Back in the beginning of the new year, I remember how everything worked out, and how I just loved life. I don't know where that feeling went.
Is there someone who walked out of your life as quickly as they walked in, someone who helped you through the most painful moment in you life. You attach yourself to them because you can't let them go, and no matter how hard you try, you just can't forget about them. Your best friend is happy when you tell her you haven't talked to him in awhile, and your heart drops and you want to cry. She doesn't understand how happy that person once made you feel. You hate talking to that person, but you can't stand not talking to them.
You wish you could take back the hours you wasted talking to them and every sleepless night. You hope that person is okay but you can never be sure anymore, because you can't even tell when you're okay. You hope that person misses you and thinks about you as often as you think about them. But you think/realize/know that that's probably not true. They probably never cared about you, and was more than happy to let you go. They may not be the same person you knew when you first met, but you still have hope.
*I've had some really crazy dreams about this one guy I used to know. Like really crazy, heart-pounding dreams that you wish could happen in real life. One was really nice. The other time he was brutally murdered right in front of me.*
"If I could give you only one thing in my life, I would give you the ability to see yourself through my eyes. Only then would you realize how special you are to me."
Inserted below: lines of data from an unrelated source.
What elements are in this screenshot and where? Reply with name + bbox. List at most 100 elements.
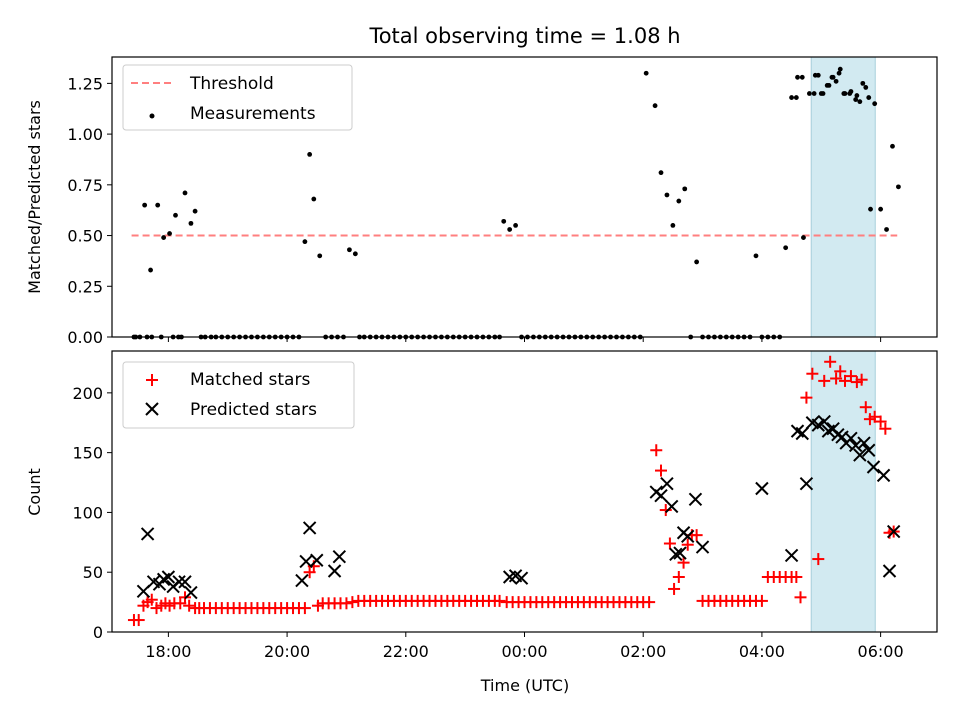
measurement-point <box>826 83 832 88</box>
predicted-point <box>673 546 687 560</box>
predicted-point <box>755 481 769 496</box>
highlight-span-top <box>810 56 876 338</box>
predicted-point <box>857 436 871 450</box>
measurement-point <box>155 202 161 208</box>
predicted-point-b <box>310 553 324 567</box>
predicted-point-b <box>795 426 809 441</box>
predicted-point-b <box>688 492 703 506</box>
matched-point <box>493 594 506 607</box>
measurement-point <box>890 143 895 149</box>
measurement-point <box>652 103 658 109</box>
predicted-point-b <box>146 575 161 589</box>
measurement-point <box>841 91 847 96</box>
measurement-point <box>311 196 317 202</box>
measurement-point <box>167 231 172 236</box>
matched-point <box>874 415 887 428</box>
measurement-point <box>854 93 860 98</box>
predicted-point <box>695 540 710 554</box>
measurement-point <box>795 74 800 80</box>
measurement-point <box>884 227 889 232</box>
matched-point <box>663 537 676 550</box>
legend-measurements-label: Measurements <box>190 104 316 124</box>
ratio-x-ticks <box>167 337 882 342</box>
predicted-point <box>310 553 324 567</box>
predicted-point-b <box>876 468 891 483</box>
matched-point <box>655 464 668 477</box>
predicted-point <box>184 585 198 600</box>
matched-point <box>690 529 703 542</box>
ratio-legend-box <box>122 64 353 131</box>
predicted-point-b <box>660 477 674 491</box>
measurement-point <box>860 80 866 86</box>
predicted-point-b <box>302 521 317 535</box>
legend-predicted-swatch <box>145 402 159 416</box>
matched-point <box>879 422 892 435</box>
y-tick-label: 1.25 <box>67 74 103 93</box>
measurement-point <box>148 267 153 273</box>
measurement-point <box>847 91 853 96</box>
predicted-point-b <box>784 548 799 563</box>
predicted-point <box>161 570 176 584</box>
measurement-point <box>161 235 167 240</box>
measurement-point <box>670 223 676 228</box>
legend-matched-label: Matched stars <box>190 370 310 390</box>
y-tick-label: 0.50 <box>67 227 103 246</box>
y-tick-label: 150 <box>72 444 103 463</box>
measurement-point <box>188 220 194 226</box>
matched-point <box>659 504 672 517</box>
legend-measurements-swatch <box>149 113 155 119</box>
measurement-point <box>811 91 817 96</box>
count-panel: 0 50 100 150 200 18:00 20:00 22:00 00:00 02:00 04… <box>25 350 938 695</box>
measurement-point <box>352 251 358 257</box>
x-axis-label: Time (UTC) <box>480 676 569 695</box>
ratio-y-ticks: 0.00 0.25 0.50 0.75 1.00 1.25 <box>67 74 112 347</box>
predicted-point-b <box>848 438 863 453</box>
matched-point <box>340 597 353 610</box>
y-tick-label: 50 <box>83 563 103 582</box>
matched-point <box>145 593 158 606</box>
measurement-point <box>793 95 799 100</box>
x-tick-label: 20:00 <box>264 642 310 661</box>
matched-point <box>650 444 663 457</box>
predicted-point <box>332 549 347 564</box>
predicted-point-b <box>866 460 881 474</box>
measurement-point <box>815 72 821 78</box>
measurement-point <box>694 259 700 265</box>
x-tick-label: 22:00 <box>383 642 429 661</box>
count-y-ticks: 0 50 100 150 200 <box>72 384 112 642</box>
matched-point <box>183 599 196 612</box>
x-tick-label: 04:00 <box>739 642 785 661</box>
measurement-point <box>182 190 188 196</box>
predicted-point-b <box>295 573 309 588</box>
measurement-point <box>783 245 789 251</box>
y-tick-label: 0.00 <box>67 328 103 347</box>
predicted-point-b <box>184 585 198 600</box>
measurement-point <box>302 239 308 245</box>
predicted-point-b <box>799 477 814 491</box>
matched-point <box>830 372 843 385</box>
measurement-point <box>820 91 826 96</box>
matched-point <box>643 596 656 609</box>
y-tick-label: 200 <box>72 384 103 403</box>
matched-point <box>834 365 847 378</box>
matched-point <box>818 374 831 387</box>
predicted-point-b <box>508 569 523 583</box>
matched-point <box>859 401 872 414</box>
predicted-point <box>299 554 313 569</box>
predicted-point-b <box>862 443 876 457</box>
matched-point <box>824 355 837 368</box>
predicted-point <box>784 548 799 563</box>
measurement-point <box>896 184 901 190</box>
measurement-point <box>307 151 313 157</box>
predicted-point <box>669 547 683 561</box>
matched-point <box>132 614 145 627</box>
count-legend: Matched stars Predicted stars <box>122 361 355 429</box>
matched-point <box>794 591 807 604</box>
predicted-point <box>688 492 703 506</box>
ratio-panel: 0.00 0.25 0.50 0.75 1.00 1.25 Matched/Predict… <box>25 56 938 347</box>
predicted-point <box>799 477 814 491</box>
x-tick-label: 02:00 <box>620 642 666 661</box>
predicted-point-b <box>664 499 679 514</box>
matched-point <box>844 370 857 383</box>
chart-title: Total observing time = 1.08 h <box>368 24 680 48</box>
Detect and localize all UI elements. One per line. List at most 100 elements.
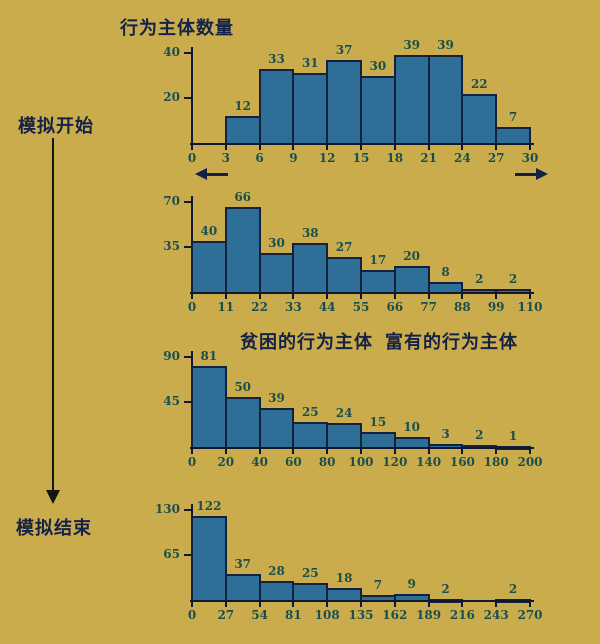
x-tick-label: 15 <box>352 151 370 165</box>
right-arrow-tip <box>536 168 548 180</box>
histogram-bar <box>360 75 396 145</box>
x-tick-label: 77 <box>420 300 437 314</box>
x-tick-label: 27 <box>217 608 235 622</box>
y-axis <box>191 47 193 145</box>
x-tick <box>326 449 329 454</box>
x-tick-label: 55 <box>352 300 370 314</box>
x-tick <box>224 449 227 454</box>
histogram-bar <box>393 55 430 145</box>
x-tick <box>495 145 498 150</box>
bar-value-label: 39 <box>437 38 454 53</box>
x-tick <box>529 449 531 454</box>
left-arrow-icon <box>195 168 228 180</box>
y-tick <box>184 246 192 248</box>
bar-value-label: 25 <box>301 565 319 580</box>
bar-value-label: 2 <box>508 581 518 596</box>
x-tick-label: 80 <box>318 455 336 469</box>
histogram-initial: 20 40 12 33 31 37 30 39 39 22 7 0 3 6 9 12 15 18 21 24 27 30 <box>163 38 538 173</box>
x-axis <box>190 143 534 145</box>
rich-agents-label: 富有的行为主体 <box>385 332 518 353</box>
x-tick <box>461 602 464 607</box>
x-tick-label: 160 <box>449 455 475 469</box>
bar-value-label: 3 <box>441 427 450 441</box>
y-tick <box>184 401 192 403</box>
bar-value-label: 66 <box>234 190 252 205</box>
x-tick <box>427 602 430 607</box>
bar-value-label: 10 <box>403 420 421 434</box>
x-tick <box>495 449 498 454</box>
bar-value-label: 81 <box>200 349 218 363</box>
bar-value-label: 24 <box>335 406 353 420</box>
y-tick <box>184 97 192 99</box>
x-tick-label: 135 <box>348 608 374 622</box>
x-tick <box>427 294 430 299</box>
bar-value-label: 37 <box>234 557 252 572</box>
x-tick <box>191 449 193 454</box>
y-tick-label: 40 <box>163 45 180 59</box>
x-tick-label: 12 <box>318 151 336 165</box>
x-tick-label: 189 <box>416 608 442 622</box>
x-tick-label: 3 <box>221 151 230 165</box>
bar-value-label: 31 <box>301 56 319 71</box>
histogram-bar <box>326 59 362 145</box>
x-tick-label: 6 <box>255 151 264 165</box>
x-tick-label: 0 <box>187 151 197 165</box>
bar-value-label: 25 <box>301 405 319 419</box>
x-tick-label: 20 <box>217 455 235 469</box>
bar-value-label: 39 <box>268 391 285 405</box>
bar-value-label: 12 <box>234 99 252 113</box>
x-tick <box>326 602 329 607</box>
y-tick <box>184 201 192 203</box>
bar-value-label: 38 <box>301 226 319 241</box>
x-tick-label: 24 <box>454 151 471 165</box>
x-tick <box>326 294 329 299</box>
bar-value-label: 17 <box>369 253 387 268</box>
histogram-bar <box>258 580 295 602</box>
x-tick <box>292 449 295 454</box>
right-arrow-icon <box>515 168 548 180</box>
poor-agents-label: 贫困的行为主体 <box>240 332 373 353</box>
x-tick <box>529 602 531 607</box>
bar-value-label: 2 <box>508 272 518 287</box>
x-axis <box>190 447 534 449</box>
bar-value-label: 37 <box>335 42 353 57</box>
bar-value-label: 122 <box>196 498 222 513</box>
histogram-bar <box>292 73 329 145</box>
left-arrow-tip <box>195 168 207 180</box>
x-tick-label: 270 <box>517 608 543 622</box>
x-tick-label: 66 <box>386 300 404 314</box>
y-tick <box>184 554 192 556</box>
histogram-bar <box>258 68 295 145</box>
x-tick <box>224 145 227 150</box>
y-tick-label: 45 <box>163 394 180 408</box>
x-tick <box>360 449 362 454</box>
x-tick-label: 108 <box>314 608 340 622</box>
bar-value-label: 22 <box>470 76 488 91</box>
bar-value-label: 30 <box>369 58 387 73</box>
page-title: 行为主体数量 <box>120 18 234 39</box>
bar-value-label: 28 <box>268 563 285 578</box>
x-tick-label: 81 <box>285 608 302 622</box>
x-tick <box>326 145 329 150</box>
bar-value-label: 2 <box>475 272 484 287</box>
histogram-mid-2: 45 90 81 50 39 25 24 15 10 3 2 1 0 20 40 60 80 100 120 140 1… <box>163 347 542 477</box>
bar-value-label: 7 <box>373 578 383 593</box>
x-tick <box>461 145 464 150</box>
bar-value-label: 33 <box>268 51 285 66</box>
x-tick <box>529 145 531 150</box>
x-tick <box>191 602 193 607</box>
arrow-shaft <box>52 138 54 492</box>
x-tick-label: 162 <box>382 608 408 622</box>
x-tick <box>461 294 464 299</box>
bar-value-label: 15 <box>369 415 387 429</box>
x-tick <box>292 294 295 299</box>
histogram-bar <box>224 574 261 602</box>
y-tick <box>184 509 192 511</box>
axis-legend-row: 贫困的行为主体 富有的行为主体 <box>0 164 600 353</box>
arrow-head <box>46 490 60 504</box>
x-tick <box>495 294 498 299</box>
x-tick <box>393 294 396 299</box>
bar-value-label: 2 <box>475 428 484 442</box>
x-tick <box>495 602 498 607</box>
histogram-mid-1: 35 70 40 66 30 38 27 17 20 8 2 2 0 11 22 33 44 55 66 77 88 99… <box>163 190 542 322</box>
I also wish I could see how he sees me through his eyes. Maybe it would help me understand how he could possibly like me, and maybe I wouldn't feel as confused and lost. Or maybe with the sudden knowledge it would bring me even deeper into a black hole. Or maybe I'd learn something about him that I shouldn't/don't want to know about him or something that would make me see him differently.
[unless life also hands you water and sugar, your lemonade's gonna suck.]
"I like you.
That's my secret. No hearts. No pretty drawings.
No poems or cryptic messages. I just like you."
I asked him about it, and all he said was
"My friend stole my phone and texted you something that was true"
And it got me thinkin'.
He doesn't even know me that well. How could he "love" me? We're only in high school. At least say "like" not love. I just don't get why people say that hate is such a strong word, but love is thrown around all the time like it's nothing. Is it because we're told not to hate anyone, but you should be able to get along with everyone? Hmm... even if it was "him" I'm pretty sure if he told me he "loved" me, I would still feel very uneasy.